Cusack wrote twelve novels (two of which were collaborations), eleven plays, three travel books, two children's books and one non-fiction book. Her collaborative novels were Pioneers on Parade (1939) with Miles Franklin, and Come In Spinner (1951) with Florence James. Cusack's experience of collaborative writing with each of these co-authors, and the challenge of getting published, she described in correspondence as well as with Florence James with whom when she shared a house 'Pinegrove'.

The play Red Sky at Morning was filmed in 1944, starring Peter Finch. The biography Caddie, the Story of a Barmaid, to which Cusack wrote an introduction and helped the author write, was produced as the film Caddie in 1976. The novel Come In Spinner was produced as a television series by the Australian Broadcasting Corporation in 1989, and broadcast in March 1990.

==Family==
Her younger brother, John, was also an author, writing the war novel They Hosed Them Out under the pseudonym John Beede, which was first published in 1965; an expanded edition under the author's real name, John Bede Cusack, was published in 2012 by Wakefield Press, edited and annotated by Robert Brokenmouth.

==Activism==
Cusack advocated social reform and described the need for reform in her writings. She contributed to the world peace movement during the Cold War era as an antinuclear activist. She and her husband Norman Freehill were members of the Communist Party and they left their entire estates to the Party in their wills.

==Contribution and recognition==
Cusack was a foundation member of the Australian Society of Authors in 1963. She had refused an Order of the British Empire, but was made a Member of the Order of Australia in 1981 for her contribution to Australian literature.

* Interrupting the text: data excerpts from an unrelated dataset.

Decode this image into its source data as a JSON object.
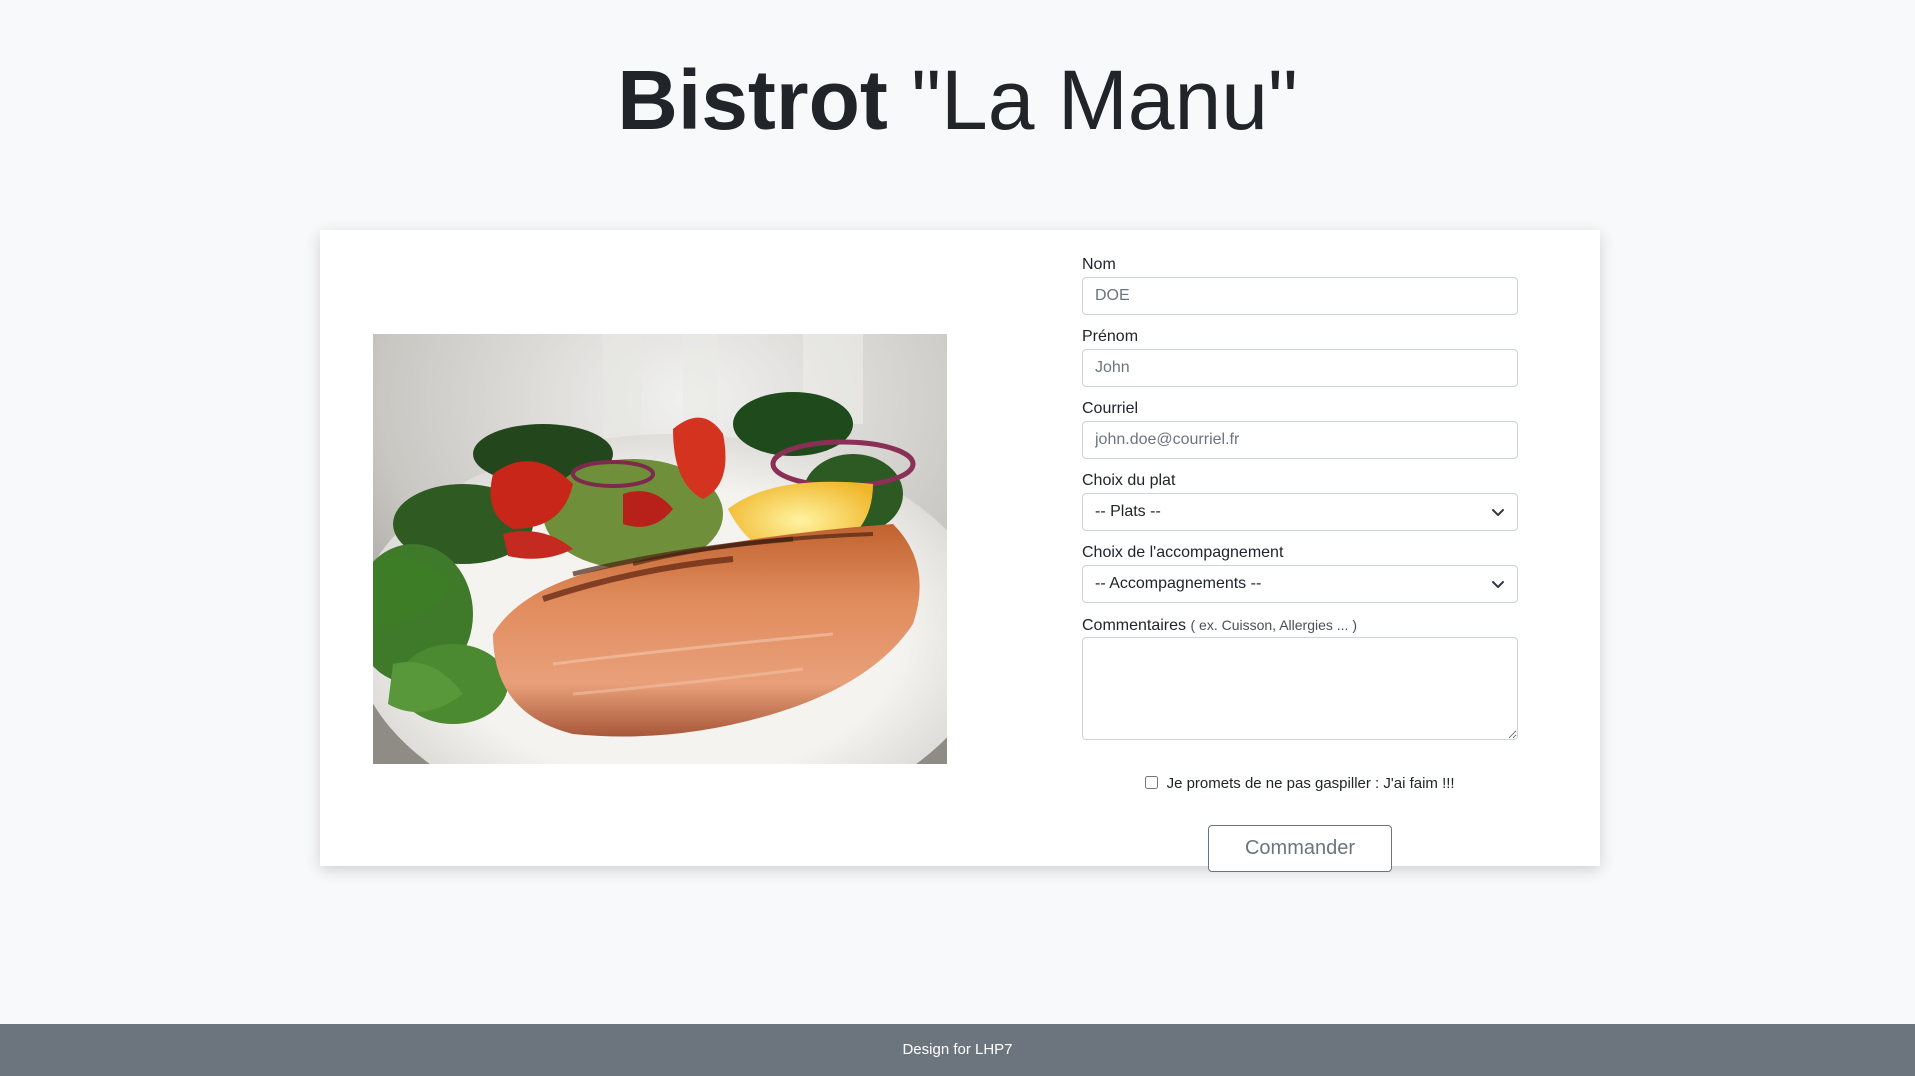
{
  "header": {
    "title_bold": "Bistrot",
    "title_light": "\"La Manu\""
  },
  "photo": {
    "alt": "Grilled salmon fillet with salad",
    "description_icon": "salmon-dish-image"
  },
  "form": {
    "nom": {
      "label": "Nom",
      "placeholder": "DOE"
    },
    "prenom": {
      "label": "Prénom",
      "placeholder": "John"
    },
    "courriel": {
      "label": "Courriel",
      "placeholder": "john.doe@courriel.fr"
    },
    "plat": {
      "label": "Choix du plat",
      "selected": "-- Plats --"
    },
    "accompagnement": {
      "label": "Choix de l'accompagnement",
      "selected": "-- Accompagnements --"
    },
    "commentaires": {
      "label": "Commentaires",
      "hint": "( ex. Cuisson, Allergies ... )"
    },
    "checkbox_label": "Je promets de ne pas gaspiller : J'ai faim !!!",
    "submit_label": "Commander"
  },
  "footer": {
    "text": "Design for LHP7"
  },
  "colors": {
    "background": "#f8f9fa",
    "card": "#ffffff",
    "footer": "#6c757d",
    "text": "#212529",
    "border": "#ced4da",
    "muted": "#6c757d"
  }
}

In 2011, Cusack was one of 11 authors, including Elizabeth Jolley, Manning Clark, and Dorothy Hewett, to be permanently recognised by the addition of brass plaques at the Writers' Walk, Sydney.

==Plays==
- Safety First, 1927
- Shallow Cups, 1933
- Anniversary, 1935. The play won first prize for an Anzac Fellowship competition for a play on a war theme. Cusack researched it in part on papers of her uncle who died at Gallipoli. The play premiered at the Sydney Conservatorium. It was performed again the following year. In the play, an old digger meets the ghosts of his comrades.
- Red Sky at Morning, performed 1935; published 1942
- Morning Sacrifice, 1943
- Comets Soon Pass, 1943
- Call Up Your Ghosts, with Miles Franklin, 1945
- Stand Still Time, 1946
- Pacific Paradise, 1955

==Novels==
- Jungfrau (1936)
- Pioneers on Parade (1939) with Miles Franklin
- Come In Spinner (1951) with Florence James
- Say No to Death (1951)
- Southern Steel (1953)
- Caddie, the Story of a Barmaid (1953) [Introduction only]
- The Sun in Exile (1955)
- Heatwave in Berlin (1961)
- Picnic Races (1962)
- Black Lightning (1964)
- The Sun is Not Enough (1967)
- The Half-Burnt Tree (1969)
- A Bough in Hell (1971)

==Radio plays==
- His Honor Comes to Tea
- Lure of the Inland Sea (1945)
- Mary Reibey (1947)
- Shoulder the Sky
- Exit
- The Golden Girls
- Spartacus

==Nonfiction==
- Chinese Women Speak. Angus & Robertson. Sydney. 1958.
- Holidays Among the Russians. Heinemann. London. 1964.
- Illyria Reborn. Heinemann. London. 1966.
- Mary Gilmore A Tribute. Australasian Book Society. London. 1965.
- A Window in the Dark. National Library of Australia. Canberra. 1991.

==Children's literature==
- Kanga-Bee and Kanga-Bo. Botany House. Sydney. 1945.
- Four Winds and a Family with Florence James. Shakespeare Head Press. London. 1947.